Lucinda’s attention was distracted by movement in the shadows behind Kingaree, something rising out of the darkness of the creek. As she stared, trembling with cold and terror, she saw a large shadow separate itself from the rest. For a moment Lucinda thought that the reeds and long grasses and weeds of Kumish Creek had uprooted themselves and crawled up onto the levee, until she saw two huge eyes glinting in the moonlight, circles as big as softballs rising behind the unsuspecting Kingaree like twin moons until they hung a full half a foot above his head, the only glimmer in a dark, dripping mass like a moving haystack.
Uncle Gideon’s river monster, she thought. With the crazy name. Then she remembered. Bunyip.
Kingaree’s wet face wrinkled in puzzlement. “Why are you staring like that? That’s an old, stupid trick, child. There’s nobody behind
…” Then he heard a noise and turned. Jackson Kingaree didn’t even have a chance to cry out before the huge shape was wrestling him backward into the tall reeds. He found his voice at last, shouting in raw-throated horror as he stabbed at the sodden mass over and over. The two of them, man and mythical beast, fell and rolled down the side of the levee as Kingaree’s terrified curses peppered the air, then they splashed into the dark creek.
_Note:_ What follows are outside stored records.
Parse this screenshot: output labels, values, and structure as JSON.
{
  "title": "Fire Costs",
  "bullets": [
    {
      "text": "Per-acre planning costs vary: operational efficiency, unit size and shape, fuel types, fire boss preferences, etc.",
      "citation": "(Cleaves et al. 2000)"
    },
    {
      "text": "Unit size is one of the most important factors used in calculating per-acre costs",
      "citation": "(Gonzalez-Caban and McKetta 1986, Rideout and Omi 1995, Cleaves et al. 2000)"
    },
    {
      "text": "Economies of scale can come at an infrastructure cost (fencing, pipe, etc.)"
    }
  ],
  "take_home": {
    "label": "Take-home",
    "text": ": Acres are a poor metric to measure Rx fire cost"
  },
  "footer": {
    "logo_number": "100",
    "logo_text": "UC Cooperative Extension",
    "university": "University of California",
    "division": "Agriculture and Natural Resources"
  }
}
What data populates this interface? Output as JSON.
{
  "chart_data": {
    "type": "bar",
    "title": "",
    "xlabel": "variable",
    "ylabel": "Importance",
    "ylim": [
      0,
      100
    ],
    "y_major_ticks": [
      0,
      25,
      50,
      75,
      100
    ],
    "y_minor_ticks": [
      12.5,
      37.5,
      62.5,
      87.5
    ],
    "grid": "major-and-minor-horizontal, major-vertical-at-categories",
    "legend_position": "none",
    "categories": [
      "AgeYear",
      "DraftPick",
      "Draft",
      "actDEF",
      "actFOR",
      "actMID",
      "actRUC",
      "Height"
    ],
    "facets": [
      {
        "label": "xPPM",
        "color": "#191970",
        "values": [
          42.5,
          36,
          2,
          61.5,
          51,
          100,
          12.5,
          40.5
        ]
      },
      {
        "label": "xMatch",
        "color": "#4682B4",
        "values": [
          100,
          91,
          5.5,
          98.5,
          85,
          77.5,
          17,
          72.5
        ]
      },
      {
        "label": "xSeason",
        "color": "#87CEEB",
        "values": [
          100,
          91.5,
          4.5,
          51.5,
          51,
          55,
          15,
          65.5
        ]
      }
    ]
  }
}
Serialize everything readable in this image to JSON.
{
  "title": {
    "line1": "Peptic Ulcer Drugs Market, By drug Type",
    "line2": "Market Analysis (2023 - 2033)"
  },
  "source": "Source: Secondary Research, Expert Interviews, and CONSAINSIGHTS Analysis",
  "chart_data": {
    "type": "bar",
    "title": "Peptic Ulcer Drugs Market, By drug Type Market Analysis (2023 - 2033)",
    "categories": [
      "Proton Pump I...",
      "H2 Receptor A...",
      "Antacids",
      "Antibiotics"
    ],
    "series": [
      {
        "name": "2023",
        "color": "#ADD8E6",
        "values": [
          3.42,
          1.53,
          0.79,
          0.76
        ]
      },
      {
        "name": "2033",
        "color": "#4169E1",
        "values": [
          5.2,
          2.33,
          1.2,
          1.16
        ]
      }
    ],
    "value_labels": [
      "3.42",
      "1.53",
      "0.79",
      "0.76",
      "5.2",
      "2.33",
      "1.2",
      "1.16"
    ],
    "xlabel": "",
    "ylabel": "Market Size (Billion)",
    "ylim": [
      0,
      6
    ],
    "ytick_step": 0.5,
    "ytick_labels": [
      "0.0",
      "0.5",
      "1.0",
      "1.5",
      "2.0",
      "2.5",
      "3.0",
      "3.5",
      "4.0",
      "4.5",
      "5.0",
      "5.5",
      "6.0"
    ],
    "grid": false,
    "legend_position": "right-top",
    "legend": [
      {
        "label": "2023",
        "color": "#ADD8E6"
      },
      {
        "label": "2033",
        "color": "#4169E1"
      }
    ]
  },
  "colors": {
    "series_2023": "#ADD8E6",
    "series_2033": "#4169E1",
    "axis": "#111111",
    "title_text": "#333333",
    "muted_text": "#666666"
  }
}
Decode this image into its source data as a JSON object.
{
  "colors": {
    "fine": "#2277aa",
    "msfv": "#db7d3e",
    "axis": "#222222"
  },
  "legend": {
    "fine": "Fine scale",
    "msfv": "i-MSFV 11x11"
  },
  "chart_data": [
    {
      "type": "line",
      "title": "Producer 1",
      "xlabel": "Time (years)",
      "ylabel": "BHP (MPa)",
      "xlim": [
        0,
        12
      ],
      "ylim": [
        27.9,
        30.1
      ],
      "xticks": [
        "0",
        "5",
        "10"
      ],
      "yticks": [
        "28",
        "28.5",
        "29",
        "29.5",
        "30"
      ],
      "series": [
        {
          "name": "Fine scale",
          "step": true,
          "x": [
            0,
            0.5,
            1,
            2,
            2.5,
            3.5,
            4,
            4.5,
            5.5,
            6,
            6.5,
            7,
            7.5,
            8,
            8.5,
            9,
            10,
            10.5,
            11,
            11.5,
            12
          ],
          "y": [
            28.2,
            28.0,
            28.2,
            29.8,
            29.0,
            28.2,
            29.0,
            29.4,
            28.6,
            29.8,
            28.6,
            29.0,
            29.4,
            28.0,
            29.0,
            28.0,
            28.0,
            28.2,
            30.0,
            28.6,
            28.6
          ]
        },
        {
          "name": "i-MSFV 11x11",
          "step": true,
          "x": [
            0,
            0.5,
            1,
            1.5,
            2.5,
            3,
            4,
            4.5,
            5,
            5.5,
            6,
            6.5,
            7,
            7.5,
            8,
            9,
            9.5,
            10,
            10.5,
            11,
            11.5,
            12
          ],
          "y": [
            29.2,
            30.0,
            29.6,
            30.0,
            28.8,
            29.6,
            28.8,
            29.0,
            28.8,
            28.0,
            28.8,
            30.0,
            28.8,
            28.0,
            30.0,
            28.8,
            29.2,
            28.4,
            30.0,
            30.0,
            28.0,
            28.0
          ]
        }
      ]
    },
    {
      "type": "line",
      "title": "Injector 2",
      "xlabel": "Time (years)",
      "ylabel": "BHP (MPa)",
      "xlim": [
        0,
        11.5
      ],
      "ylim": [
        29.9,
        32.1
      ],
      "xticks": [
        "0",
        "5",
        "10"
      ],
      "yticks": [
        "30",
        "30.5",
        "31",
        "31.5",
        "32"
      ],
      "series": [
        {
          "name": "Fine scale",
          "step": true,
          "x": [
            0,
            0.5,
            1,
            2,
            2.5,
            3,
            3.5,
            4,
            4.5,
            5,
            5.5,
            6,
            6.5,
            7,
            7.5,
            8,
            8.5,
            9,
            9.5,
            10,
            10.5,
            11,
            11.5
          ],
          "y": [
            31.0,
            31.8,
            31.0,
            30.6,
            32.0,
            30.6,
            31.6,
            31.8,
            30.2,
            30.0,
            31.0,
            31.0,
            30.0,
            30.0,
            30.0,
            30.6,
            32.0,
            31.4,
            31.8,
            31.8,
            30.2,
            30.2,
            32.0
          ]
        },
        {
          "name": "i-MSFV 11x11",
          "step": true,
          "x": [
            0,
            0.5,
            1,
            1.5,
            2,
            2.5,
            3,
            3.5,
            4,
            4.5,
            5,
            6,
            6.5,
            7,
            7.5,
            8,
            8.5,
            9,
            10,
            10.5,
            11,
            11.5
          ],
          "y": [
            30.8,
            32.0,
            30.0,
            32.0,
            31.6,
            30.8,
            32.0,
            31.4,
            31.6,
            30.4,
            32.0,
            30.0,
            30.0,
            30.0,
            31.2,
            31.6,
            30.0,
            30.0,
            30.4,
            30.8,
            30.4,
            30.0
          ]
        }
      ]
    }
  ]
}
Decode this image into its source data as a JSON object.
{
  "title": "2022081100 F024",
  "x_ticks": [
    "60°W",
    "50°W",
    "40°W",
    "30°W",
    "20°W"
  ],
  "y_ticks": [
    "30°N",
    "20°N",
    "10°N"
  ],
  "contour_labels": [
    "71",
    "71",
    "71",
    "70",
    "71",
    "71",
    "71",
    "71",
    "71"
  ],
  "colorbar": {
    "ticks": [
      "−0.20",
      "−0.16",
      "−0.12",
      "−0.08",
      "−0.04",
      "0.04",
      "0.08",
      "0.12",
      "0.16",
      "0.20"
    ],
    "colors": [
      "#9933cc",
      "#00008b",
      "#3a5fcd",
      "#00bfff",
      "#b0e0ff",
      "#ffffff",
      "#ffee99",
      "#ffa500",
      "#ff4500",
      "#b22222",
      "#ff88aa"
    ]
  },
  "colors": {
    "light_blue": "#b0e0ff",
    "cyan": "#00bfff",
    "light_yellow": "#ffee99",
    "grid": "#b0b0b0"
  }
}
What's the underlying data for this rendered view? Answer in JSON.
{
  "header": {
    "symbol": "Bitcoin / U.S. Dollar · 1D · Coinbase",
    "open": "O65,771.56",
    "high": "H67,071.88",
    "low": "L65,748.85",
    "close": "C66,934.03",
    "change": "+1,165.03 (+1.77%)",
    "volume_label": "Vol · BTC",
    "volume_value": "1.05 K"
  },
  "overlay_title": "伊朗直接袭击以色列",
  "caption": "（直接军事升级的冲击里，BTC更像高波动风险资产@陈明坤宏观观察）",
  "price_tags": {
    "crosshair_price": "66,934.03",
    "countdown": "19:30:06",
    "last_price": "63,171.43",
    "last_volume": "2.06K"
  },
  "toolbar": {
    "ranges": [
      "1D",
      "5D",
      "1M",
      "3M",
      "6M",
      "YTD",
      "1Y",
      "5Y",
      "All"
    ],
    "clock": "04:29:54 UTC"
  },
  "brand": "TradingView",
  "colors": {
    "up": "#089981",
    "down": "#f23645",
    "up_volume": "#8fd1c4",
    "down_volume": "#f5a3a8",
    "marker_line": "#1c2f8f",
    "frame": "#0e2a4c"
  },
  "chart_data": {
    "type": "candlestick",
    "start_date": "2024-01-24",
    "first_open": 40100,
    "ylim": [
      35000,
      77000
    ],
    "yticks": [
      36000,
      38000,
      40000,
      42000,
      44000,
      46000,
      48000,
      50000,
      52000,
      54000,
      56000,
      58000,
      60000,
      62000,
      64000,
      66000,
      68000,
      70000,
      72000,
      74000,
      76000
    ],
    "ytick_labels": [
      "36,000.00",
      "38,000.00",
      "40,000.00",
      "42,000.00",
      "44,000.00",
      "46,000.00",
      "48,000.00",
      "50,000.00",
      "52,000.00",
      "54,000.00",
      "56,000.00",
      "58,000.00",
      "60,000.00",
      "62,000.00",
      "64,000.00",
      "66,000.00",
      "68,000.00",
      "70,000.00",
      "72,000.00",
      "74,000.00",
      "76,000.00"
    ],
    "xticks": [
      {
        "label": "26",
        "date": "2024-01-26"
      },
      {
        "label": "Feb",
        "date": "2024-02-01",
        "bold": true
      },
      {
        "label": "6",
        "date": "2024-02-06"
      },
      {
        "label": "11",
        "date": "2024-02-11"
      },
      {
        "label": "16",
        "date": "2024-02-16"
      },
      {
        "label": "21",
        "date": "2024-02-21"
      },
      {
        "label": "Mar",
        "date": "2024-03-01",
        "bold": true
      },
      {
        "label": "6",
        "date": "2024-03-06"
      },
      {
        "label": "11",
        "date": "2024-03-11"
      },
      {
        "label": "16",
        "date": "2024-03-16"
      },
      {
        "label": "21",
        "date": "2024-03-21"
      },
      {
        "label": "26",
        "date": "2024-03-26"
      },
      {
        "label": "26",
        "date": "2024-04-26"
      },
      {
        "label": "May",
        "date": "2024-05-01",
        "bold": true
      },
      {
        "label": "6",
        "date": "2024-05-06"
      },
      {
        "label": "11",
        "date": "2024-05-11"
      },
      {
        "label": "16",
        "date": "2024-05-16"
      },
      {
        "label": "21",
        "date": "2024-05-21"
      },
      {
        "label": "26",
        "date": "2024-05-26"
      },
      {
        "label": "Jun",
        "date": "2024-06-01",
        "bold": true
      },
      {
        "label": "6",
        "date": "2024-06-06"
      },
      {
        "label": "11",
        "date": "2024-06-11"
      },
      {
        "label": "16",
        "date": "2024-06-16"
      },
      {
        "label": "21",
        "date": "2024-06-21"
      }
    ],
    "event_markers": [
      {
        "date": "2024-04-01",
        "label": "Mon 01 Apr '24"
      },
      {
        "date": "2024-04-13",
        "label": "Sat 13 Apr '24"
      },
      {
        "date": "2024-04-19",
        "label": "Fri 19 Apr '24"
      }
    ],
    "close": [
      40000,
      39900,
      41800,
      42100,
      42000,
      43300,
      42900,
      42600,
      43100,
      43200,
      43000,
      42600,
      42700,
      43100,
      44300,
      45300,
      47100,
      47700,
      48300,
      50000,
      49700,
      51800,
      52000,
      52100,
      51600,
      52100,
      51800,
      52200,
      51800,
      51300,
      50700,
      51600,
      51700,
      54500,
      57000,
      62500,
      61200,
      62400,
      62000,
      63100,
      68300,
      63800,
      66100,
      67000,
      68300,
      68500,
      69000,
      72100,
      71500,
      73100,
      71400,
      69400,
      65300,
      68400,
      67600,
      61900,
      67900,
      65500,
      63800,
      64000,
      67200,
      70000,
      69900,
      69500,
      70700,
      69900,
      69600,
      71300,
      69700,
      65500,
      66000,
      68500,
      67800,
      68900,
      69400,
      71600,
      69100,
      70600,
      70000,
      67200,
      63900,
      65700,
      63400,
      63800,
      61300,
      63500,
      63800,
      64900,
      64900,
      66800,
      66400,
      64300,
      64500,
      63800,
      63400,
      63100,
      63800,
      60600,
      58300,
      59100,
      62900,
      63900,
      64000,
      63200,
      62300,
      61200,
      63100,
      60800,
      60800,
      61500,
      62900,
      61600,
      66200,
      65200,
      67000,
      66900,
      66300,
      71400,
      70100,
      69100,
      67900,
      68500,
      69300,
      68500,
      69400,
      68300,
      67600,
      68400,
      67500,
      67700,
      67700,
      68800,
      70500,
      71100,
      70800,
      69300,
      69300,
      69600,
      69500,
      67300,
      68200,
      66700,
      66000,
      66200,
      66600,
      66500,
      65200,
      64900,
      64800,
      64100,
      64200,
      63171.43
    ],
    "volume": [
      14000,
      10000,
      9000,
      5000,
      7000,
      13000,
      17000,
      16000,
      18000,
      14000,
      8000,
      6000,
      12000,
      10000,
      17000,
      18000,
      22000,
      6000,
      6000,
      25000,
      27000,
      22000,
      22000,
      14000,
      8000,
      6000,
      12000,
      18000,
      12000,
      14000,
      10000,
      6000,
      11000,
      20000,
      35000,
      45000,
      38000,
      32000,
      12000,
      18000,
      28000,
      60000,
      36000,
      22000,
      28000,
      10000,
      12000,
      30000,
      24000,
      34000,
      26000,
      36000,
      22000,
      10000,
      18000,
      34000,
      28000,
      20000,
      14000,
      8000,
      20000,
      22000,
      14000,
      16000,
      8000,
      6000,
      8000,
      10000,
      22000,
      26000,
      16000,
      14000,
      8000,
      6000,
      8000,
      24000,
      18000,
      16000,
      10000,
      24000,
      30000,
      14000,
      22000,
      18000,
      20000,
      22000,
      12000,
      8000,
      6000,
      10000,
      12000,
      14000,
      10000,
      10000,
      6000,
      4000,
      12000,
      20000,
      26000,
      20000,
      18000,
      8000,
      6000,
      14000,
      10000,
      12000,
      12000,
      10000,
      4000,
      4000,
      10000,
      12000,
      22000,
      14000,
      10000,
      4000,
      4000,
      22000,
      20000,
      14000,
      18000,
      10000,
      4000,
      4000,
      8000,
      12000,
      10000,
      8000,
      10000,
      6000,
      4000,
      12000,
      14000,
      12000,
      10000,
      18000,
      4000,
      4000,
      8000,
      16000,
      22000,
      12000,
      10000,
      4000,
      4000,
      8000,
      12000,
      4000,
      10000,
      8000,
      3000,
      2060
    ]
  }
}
Lucinda did not wait to see what happened. She climbed back over the fence as fast as she could, ignoring her cuts and scrapes. She slipped getting down, landing so hard that for a moment she thought she’d broken her ankle. The sky went white and thunder rolled again as she forced herself up onto her feet. The struggle was still going on behind her, but the weird, intermixed noises of Kingaree and his attacker fell away as she limped back toward the house across the dark, rainy farm.